Protect your business upon divorce
In the unfortunate event of marriage breakdown, there comes a time when the couple must deal with the division of their assets. Resolving the financial implications of divorce is often a complex issue, and cases where one or both parties have an interest in a business can be even more intricate. If the couple cannot agree a way forward, the decision on how to deal with the assets will fall at the mercy of the court.
Where a business was established before the marriage, or has grown significantly post-separation as a result of one party’s efforts, the idea that it may be divided within divorce proceedings will often result in bitterness. And it doesn’t get easier when a business has been built up equally by both spouses.

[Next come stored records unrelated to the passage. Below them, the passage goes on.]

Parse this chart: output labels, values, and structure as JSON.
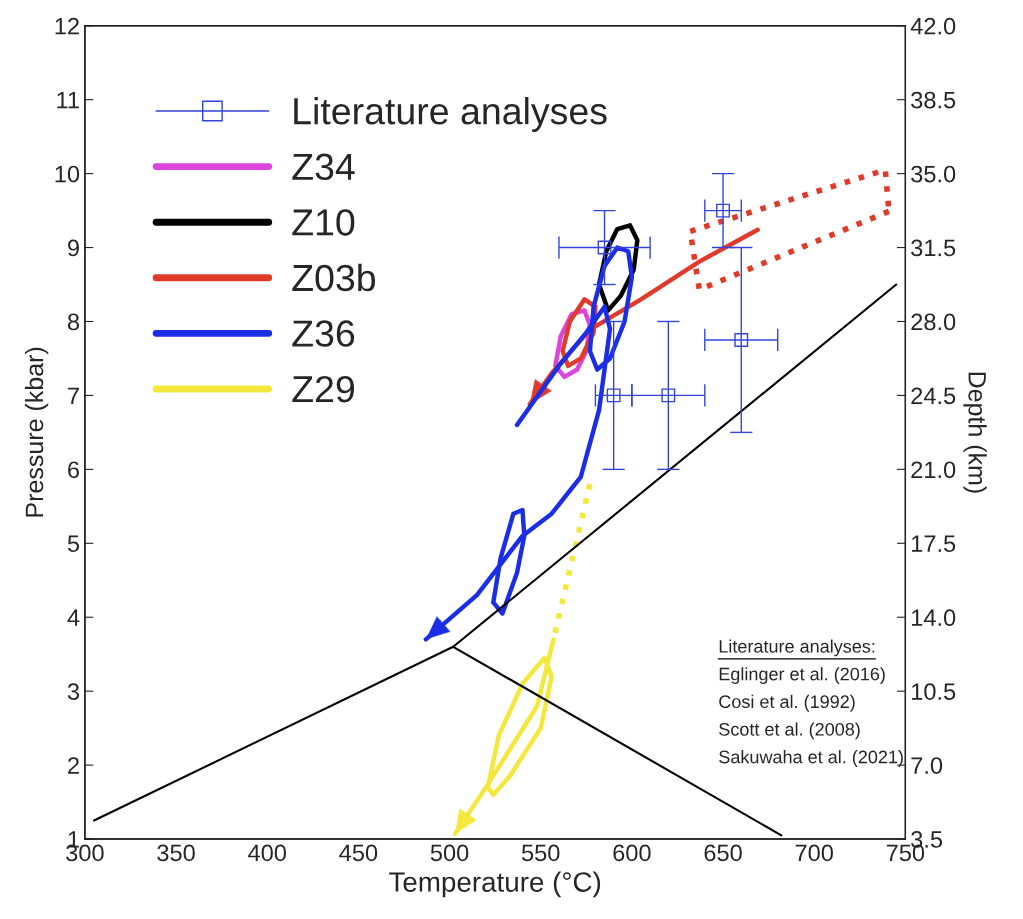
{
  "chart_data": {
    "type": "line",
    "xlabel": "Temperature (°C)",
    "ylabel": "Pressure (kbar)",
    "y2label": "Depth (km)",
    "xlim": [
      300,
      750
    ],
    "xticks": [
      300,
      350,
      400,
      450,
      500,
      550,
      600,
      650,
      700,
      750
    ],
    "ylim": [
      1,
      12
    ],
    "yticks": [
      1,
      2,
      3,
      4,
      5,
      6,
      7,
      8,
      9,
      10,
      11,
      12
    ],
    "y2lim": [
      3.5,
      42.0
    ],
    "y2ticks": [
      3.5,
      {
        "value": 7,
        "label": "7.0"
      },
      10.5,
      {
        "value": 14,
        "label": "14.0"
      },
      17.5,
      {
        "value": 21,
        "label": "21.0"
      },
      24.5,
      {
        "value": 28,
        "label": "28.0"
      },
      31.5,
      {
        "value": 35,
        "label": "35.0"
      },
      38.5,
      {
        "value": 42,
        "label": "42.0"
      }
    ],
    "grid": false,
    "legend": "top left",
    "series": [
      {
        "name": "Literature analyses",
        "type": "scatter",
        "marker": "square",
        "color": "#3344dd",
        "x": [
          585,
          650,
          590,
          620,
          660
        ],
        "values": [
          9.0,
          9.5,
          7.0,
          7.0,
          7.75
        ],
        "errors": [
          0.5,
          0.5,
          1,
          1,
          1.25
        ],
        "xerrors": [
          25,
          10,
          10,
          20,
          20
        ]
      },
      {
        "name": "Z34",
        "color": "#dd44dd",
        "x": [
          558,
          561,
          567,
          574,
          577,
          null,
          577,
          575,
          570,
          563,
          558
        ],
        "values": [
          7.4,
          7.8,
          8.1,
          8.15,
          7.95,
          null,
          7.95,
          7.6,
          7.35,
          7.25,
          7.4
        ]
      },
      {
        "name": "Z10",
        "color": "#000000",
        "x": [
          582,
          586,
          592,
          599,
          603,
          null,
          603,
          601,
          594,
          587,
          582
        ],
        "values": [
          8.5,
          8.95,
          9.25,
          9.3,
          9.1,
          null,
          9.1,
          8.7,
          8.35,
          8.15,
          8.5
        ]
      },
      {
        "name": "Z03b",
        "color": "#e03a2a",
        "x": [
          562,
          566,
          574,
          580,
          null,
          580,
          579,
          572,
          565,
          562,
          null,
          669,
          637,
          605,
          577,
          556,
          544
        ],
        "values": [
          7.6,
          8.0,
          8.3,
          8.2,
          null,
          8.2,
          7.85,
          7.5,
          7.4,
          7.6,
          null,
          9.24,
          8.81,
          8.3,
          7.89,
          7.3,
          6.88
        ]
      },
      {
        "name": "Z36",
        "color": "#1a2ee6",
        "x": [
          577,
          579,
          585,
          592,
          598,
          600,
          null,
          600,
          596,
          588,
          581,
          577,
          null,
          524,
          528,
          535,
          540,
          541,
          null,
          541,
          537,
          529,
          524,
          null,
          537,
          560,
          575,
          585,
          588,
          null,
          588,
          582,
          572,
          556,
          540,
          515,
          487
        ],
        "values": [
          7.6,
          8.2,
          8.75,
          9.0,
          8.95,
          8.6,
          null,
          8.6,
          8.0,
          7.5,
          7.35,
          7.6,
          null,
          4.2,
          4.8,
          5.4,
          5.45,
          5.1,
          null,
          5.1,
          4.6,
          4.05,
          4.2,
          null,
          6.6,
          7.4,
          7.85,
          8.2,
          7.9,
          null,
          7.9,
          6.8,
          5.9,
          5.4,
          5.1,
          4.3,
          3.7
        ]
      },
      {
        "name": "Z29",
        "color": "#f5e83c",
        "x": [
          521,
          527,
          540,
          552,
          556,
          null,
          556,
          550,
          533,
          524,
          521,
          null,
          557,
          548,
          520,
          503
        ],
        "values": [
          1.7,
          2.4,
          3.1,
          3.45,
          3.2,
          null,
          3.2,
          2.5,
          1.85,
          1.6,
          1.7,
          null,
          3.7,
          2.8,
          1.7,
          1.07
        ]
      },
      {
        "color": "#f5e83c",
        "line_style": "dotted",
        "x": [
          577,
          557
        ],
        "values": [
          5.8,
          3.7
        ]
      },
      {
        "color": "#e03a2a",
        "line_style": "dotted",
        "x": [
          632,
          739,
          741,
          null,
          741,
          637,
          632
        ],
        "values": [
          9.22,
          10.05,
          9.49,
          null,
          9.49,
          8.43,
          9.22
        ]
      },
      {
        "color": "#000000",
        "x": [
          305,
          502,
          745
        ],
        "values": [
          1.25,
          3.6,
          8.5
        ]
      },
      {
        "color": "#000000",
        "x": [
          502,
          682
        ],
        "values": [
          3.6,
          1.05
        ]
      }
    ],
    "annotations": [
      "Literature analyses:",
      "Eglinger et al. (2016)",
      "Cosi et al. (1992)",
      "Scott et al. (2008)",
      "Sakuwaha et al. (2021)"
    ]
  }
}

In either case, the court will decide how the value of the business should be incorporated into the overall division of the matrimonial assets. The court’s powers in this regard are far-reaching and can involve orders for shares to be transferred or sold, or for lump sum payments to be made.
The result of the court’s decision on the business can be significant. For example, if one party is required to walk away from a fundamental role in the day-to-day operations of the business, will it continue to run as efficiently? Or, if a person is ordered to sell some of their shares, will this impact on their ability to influence the direction of the business (i.e. the loss of majority shareholder status)?
Most business owners think that the existence of shareholder agreements will be sufficient to protect the business in the event of divorce proceedings but this is not the case.
A nuptial agreement which sets out how the couple wish their personal and business assets to be divided if they later divorce can, however, provide a business owner with the security they need to protect their business assets. These legal agreements can be entered into either before or after the wedding.